After the initial letter from the city of Inkster suggesting to move the launch of the Inkster Farmer’s Market to Summer 2021, Joyce Phillips, the market manager, continued to develop infrastructure for the market. While a launch in summer 2020 was not feasible, the Inkster Task Force decided to present the Farmer’s Market as a one-day harvest market in October. This market day was planned to introduce the market to the Inkster community and will be hosted at the Inkster task force building – formerly the Chase building – in Inkster. 

While Joyce met with venders, approached various farmers, a planning committee specific to the Farmers Market was created. This committee through the Inkster Task force was the main sponsor of the event. Other sponsorship and partnership came from Mother’s Pantry and FEAST Detroit, a commercial kitchen and processing center out of Inkster.  As the Task Force planned, they had support of Joe Lesausky from Michigan Farmers Market Association who shared different stipulations for current procedures.

The Inkster Harvest Market Day was Wednesday, Oct 7th from 3-7pm. The market was spaced in consideration of social distancing for 6-7 vendors. The market was cash only with no fee for participation to shoppers or venders. Turnout was around 50-60 people with some people arriving based on seeing marketing and some people attending because they were driving by and wanted to see what the activity was. It was very windy so tents couldn’t be safely set up but people were happy to wear masks and adhere to distancing. “People were happy to get out and wander around after being indoors all summer. They did obey the covid restrictions, and the atmosphere was really nice,” said Joyce Phillips. 

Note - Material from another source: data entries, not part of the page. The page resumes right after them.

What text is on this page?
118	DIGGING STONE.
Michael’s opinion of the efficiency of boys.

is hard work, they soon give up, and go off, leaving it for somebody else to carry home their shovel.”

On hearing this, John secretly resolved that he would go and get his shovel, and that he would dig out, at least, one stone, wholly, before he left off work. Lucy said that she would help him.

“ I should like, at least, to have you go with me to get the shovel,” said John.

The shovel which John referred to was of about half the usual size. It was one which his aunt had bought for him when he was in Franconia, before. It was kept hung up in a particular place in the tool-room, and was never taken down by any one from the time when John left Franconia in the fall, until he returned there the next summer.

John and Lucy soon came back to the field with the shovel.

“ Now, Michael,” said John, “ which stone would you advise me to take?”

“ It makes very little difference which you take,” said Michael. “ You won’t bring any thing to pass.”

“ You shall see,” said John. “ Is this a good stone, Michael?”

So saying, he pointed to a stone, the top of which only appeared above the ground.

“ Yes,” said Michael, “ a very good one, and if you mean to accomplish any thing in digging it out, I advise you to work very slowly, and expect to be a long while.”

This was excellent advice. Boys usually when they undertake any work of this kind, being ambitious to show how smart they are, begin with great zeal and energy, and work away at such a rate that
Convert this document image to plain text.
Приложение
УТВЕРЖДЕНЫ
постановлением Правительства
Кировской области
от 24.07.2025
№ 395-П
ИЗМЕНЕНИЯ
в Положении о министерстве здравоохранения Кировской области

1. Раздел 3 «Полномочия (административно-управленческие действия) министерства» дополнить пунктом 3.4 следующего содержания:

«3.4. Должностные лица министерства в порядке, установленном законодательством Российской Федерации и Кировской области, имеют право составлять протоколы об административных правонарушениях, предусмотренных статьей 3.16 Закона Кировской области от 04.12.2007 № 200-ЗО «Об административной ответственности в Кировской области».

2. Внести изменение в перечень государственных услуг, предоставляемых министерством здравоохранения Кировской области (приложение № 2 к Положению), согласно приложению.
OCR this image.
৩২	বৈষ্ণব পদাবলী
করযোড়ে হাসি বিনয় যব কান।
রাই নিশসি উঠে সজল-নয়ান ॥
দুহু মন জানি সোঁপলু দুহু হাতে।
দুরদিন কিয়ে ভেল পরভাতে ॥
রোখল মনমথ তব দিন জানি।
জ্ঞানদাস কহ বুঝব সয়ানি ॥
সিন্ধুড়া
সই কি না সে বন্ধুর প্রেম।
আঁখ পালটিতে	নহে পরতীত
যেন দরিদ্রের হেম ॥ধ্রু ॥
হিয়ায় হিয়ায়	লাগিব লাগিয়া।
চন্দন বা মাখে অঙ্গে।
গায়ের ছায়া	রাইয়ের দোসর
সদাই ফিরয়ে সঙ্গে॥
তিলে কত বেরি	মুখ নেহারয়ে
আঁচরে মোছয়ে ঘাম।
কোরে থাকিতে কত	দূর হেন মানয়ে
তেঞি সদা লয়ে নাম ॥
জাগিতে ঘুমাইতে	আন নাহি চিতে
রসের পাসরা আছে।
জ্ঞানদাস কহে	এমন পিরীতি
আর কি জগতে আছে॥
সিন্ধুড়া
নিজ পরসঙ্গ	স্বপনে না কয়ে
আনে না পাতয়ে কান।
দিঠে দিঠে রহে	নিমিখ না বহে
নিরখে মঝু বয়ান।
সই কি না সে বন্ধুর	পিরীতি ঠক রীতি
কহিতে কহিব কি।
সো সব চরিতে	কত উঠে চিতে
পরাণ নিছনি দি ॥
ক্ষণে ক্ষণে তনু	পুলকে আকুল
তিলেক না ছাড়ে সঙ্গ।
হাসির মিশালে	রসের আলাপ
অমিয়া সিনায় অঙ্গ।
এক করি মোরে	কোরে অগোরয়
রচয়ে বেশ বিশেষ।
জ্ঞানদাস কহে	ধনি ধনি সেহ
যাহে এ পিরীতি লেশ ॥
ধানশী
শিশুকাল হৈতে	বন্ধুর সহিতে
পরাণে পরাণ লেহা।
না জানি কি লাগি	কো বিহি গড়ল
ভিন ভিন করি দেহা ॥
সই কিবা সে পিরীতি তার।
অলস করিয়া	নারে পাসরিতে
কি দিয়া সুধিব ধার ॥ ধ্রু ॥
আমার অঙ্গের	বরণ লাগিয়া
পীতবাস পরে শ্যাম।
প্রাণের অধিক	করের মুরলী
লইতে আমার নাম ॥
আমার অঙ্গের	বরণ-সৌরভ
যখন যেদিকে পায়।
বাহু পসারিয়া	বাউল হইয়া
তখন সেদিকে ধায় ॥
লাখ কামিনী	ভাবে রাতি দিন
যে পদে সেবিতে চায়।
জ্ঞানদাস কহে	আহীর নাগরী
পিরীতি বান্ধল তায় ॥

Surveys were passed out to those who attended with questions regarding frequency of the market, types of vendors people would like, how often they would frequent the market in the summer. The surveys were filled out on site and much of the feedback was positive. One major item of feedback was just a desire for more fresh fruits and vegetables. For the vendor that did come with fresh produce, it was still late in the season. At an upcoming Task Force meeting, the results of these surveys will be reviewed and evaluated. One of Joyce’s major takeaways for the market came from survey responses; “One of the questions on the survey was ‘did you think a farmers market was a good project for the city?’ and overwhelmingly everyone thought that having one was a good idea, it was needed, and that people would patronize”.

While the Harvest Market was a great success and introduction to the community, with even more of a runway to network and advertise, it could be expected to have an even higher turnout in the future. “All in all it was great and everyone was pleased with how it went.”